Design and Mobilities
Innovation for Aircraft Mobility
There is a trend shaping the aerospace sector that exploits urban air mobilities into commercial air travel and can establish a large mobility ecosystem. It is already used in electric vertical take-off landing (eVTOLs), and drones that generate zero emissions and utilises renewable energy. The eVTOL market is growing with Honda being a key player when looking at combining ground and air mobility layers to reduce the need for runways and travel time.
Volocopter (eVTOL) have been working on an innovation called Voloconnect that is undergoing tests for an entire fleet and are aiming to launch a new form of air travel service by 2026. This service could see business travellers and commuters being transported back and forth across California at speeds of between 60 and 120 mph.
Florian Reuter, CEO of Volocopter commented saying: “Having a whole family of electric aircraft in the test flight phase is a pioneering feat. Volocopter’s leadership in the industry stems from announcing plans and then delivering on them visibly with public test flights. Our technology platform is the foundation for our family of aircraft approach and has proven to deliver results at an astounding speed. Volocopter is bringing these innovative designs off the ground, into the air, and then to cities worldwide!”, so no doubt it will become available in the UK at some point.
Technologies
SDHDO
The Lignin polymer discussion comes with an innovative technology developed by WSU called simultaneous depolymerisation and hydrodeoxygenation” (SDHDO). It can be utilised to break down the lignin polymer into smaller molecules, while at same time removing oxygen. This process allows the lignin to be converted into hydrocarbon, which can then be used to produce lignin-based jet fuel.
The primary advancement that this discovery could bring to the table is the ability to execute the transformation without interruption, which would make it more suitable for large-scale manufacturing.
Aircraft Manufacturers Revolutionising Aviation
Aircraft manufacturers such as Boeing, Airbus and Rolls-Royce are all looking to design aircrafts to become more efficient and reduce weight as part of their commitment to sustainability and environmental efforts. Boeing themselves have collaborated with NASA to work on a project called Sustainable Flight Demonstrator, to build, test and fly emission friendlier aircrafts. They have also partnered with Mitsubishi Heavy Industries, to support and promote SAF, Hydrogen and Electrification. They have been testing cryogenic fuel tanks that can be used to support hydrogen-based fuel in aviation.

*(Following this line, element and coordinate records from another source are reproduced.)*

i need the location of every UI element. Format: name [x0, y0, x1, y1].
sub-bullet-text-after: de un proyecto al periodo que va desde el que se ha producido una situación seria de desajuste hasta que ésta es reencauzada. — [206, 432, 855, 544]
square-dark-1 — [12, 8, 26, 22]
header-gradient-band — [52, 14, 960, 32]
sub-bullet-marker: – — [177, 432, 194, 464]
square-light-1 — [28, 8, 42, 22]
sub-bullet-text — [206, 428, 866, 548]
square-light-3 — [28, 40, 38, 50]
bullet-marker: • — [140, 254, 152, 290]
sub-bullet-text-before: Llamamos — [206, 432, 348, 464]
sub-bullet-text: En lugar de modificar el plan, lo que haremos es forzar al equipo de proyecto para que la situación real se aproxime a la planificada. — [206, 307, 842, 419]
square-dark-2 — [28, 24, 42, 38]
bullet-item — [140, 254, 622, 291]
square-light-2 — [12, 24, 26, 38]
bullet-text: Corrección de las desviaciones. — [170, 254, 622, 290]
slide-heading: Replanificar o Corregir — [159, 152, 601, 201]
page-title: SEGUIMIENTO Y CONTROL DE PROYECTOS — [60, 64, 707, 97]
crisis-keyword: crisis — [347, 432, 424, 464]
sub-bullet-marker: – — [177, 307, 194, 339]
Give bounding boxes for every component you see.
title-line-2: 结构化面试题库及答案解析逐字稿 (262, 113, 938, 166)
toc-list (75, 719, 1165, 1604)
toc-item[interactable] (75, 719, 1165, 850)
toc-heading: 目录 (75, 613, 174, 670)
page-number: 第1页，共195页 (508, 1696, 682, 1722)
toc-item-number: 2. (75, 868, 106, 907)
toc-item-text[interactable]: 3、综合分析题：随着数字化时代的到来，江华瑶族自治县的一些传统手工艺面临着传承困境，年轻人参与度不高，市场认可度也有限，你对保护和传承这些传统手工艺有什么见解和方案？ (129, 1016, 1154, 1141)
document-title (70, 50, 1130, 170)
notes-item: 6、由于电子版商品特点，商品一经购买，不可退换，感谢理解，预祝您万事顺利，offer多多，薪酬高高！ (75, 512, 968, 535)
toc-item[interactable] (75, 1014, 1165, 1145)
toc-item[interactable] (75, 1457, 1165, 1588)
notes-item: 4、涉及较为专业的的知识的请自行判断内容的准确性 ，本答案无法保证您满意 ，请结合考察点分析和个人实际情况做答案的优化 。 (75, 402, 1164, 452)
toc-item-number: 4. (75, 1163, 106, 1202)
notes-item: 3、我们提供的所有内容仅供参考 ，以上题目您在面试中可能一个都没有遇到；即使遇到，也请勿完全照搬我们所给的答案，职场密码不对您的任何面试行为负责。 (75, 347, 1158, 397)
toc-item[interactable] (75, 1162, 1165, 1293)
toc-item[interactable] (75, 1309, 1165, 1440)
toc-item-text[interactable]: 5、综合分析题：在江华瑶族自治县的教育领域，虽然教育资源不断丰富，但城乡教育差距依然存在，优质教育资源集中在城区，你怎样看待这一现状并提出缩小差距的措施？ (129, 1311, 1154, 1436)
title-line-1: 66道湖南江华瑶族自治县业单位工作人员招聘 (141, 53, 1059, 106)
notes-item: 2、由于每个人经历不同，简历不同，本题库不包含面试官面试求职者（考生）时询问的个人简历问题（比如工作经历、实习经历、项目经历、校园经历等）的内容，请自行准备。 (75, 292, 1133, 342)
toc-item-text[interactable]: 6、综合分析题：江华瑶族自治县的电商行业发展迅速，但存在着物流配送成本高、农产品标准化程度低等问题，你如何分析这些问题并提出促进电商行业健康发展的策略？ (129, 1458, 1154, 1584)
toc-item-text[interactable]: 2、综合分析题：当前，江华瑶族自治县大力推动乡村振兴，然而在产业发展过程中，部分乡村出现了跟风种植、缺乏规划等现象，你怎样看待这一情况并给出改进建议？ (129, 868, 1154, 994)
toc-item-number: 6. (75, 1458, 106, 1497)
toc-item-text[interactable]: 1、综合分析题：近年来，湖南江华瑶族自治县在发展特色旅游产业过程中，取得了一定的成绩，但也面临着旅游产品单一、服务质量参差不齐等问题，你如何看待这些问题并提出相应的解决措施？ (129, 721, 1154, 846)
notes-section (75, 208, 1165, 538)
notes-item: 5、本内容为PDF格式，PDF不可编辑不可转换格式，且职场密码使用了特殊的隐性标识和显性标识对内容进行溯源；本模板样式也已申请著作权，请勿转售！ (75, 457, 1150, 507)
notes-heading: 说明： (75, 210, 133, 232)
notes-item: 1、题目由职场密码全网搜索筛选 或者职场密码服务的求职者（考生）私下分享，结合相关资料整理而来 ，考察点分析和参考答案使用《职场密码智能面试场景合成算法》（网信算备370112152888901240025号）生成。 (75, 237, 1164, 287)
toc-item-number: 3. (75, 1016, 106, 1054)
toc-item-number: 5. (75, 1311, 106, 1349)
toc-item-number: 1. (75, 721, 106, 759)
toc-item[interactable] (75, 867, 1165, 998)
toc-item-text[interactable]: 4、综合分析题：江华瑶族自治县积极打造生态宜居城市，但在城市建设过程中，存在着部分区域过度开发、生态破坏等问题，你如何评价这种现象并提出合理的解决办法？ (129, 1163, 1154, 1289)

Boeing themselves have invested $100 million into electric and hybrid-electric propulsion technology through varies partnerships and in-house projects that have the potential to revolutionise commercial aviation. They conclude that the collaboration of aerospace companies, research institutions and governments is crucial for overcoming the technical and infrastructural challenges associated with hydrogen.
Conclusion
The aviation sector has a tight goal to avoid its predicted outcome of becoming one of the biggest emitters by 2050. Fortunately, with Jet Zero Strategy being rolled out to connect key industries bodies, then there is potential for the sector to avoid this outcome. Especially with SAF being used commercially, and additional fuels being tested and discussed like e-kerosene and lignin-based fuel. We also have the development of a new sector that could see eVTOL becoming a major air service that will help to reduce emissions.
But with all of that said, the success of these innovations requires collaboration between governments, industry leaders, and research institutions. By investing in research and development, supporting the deployment of new technologies, and implementing policies that incentivise sustainable practices, the aviation sector can pave the way for a more sustainable future.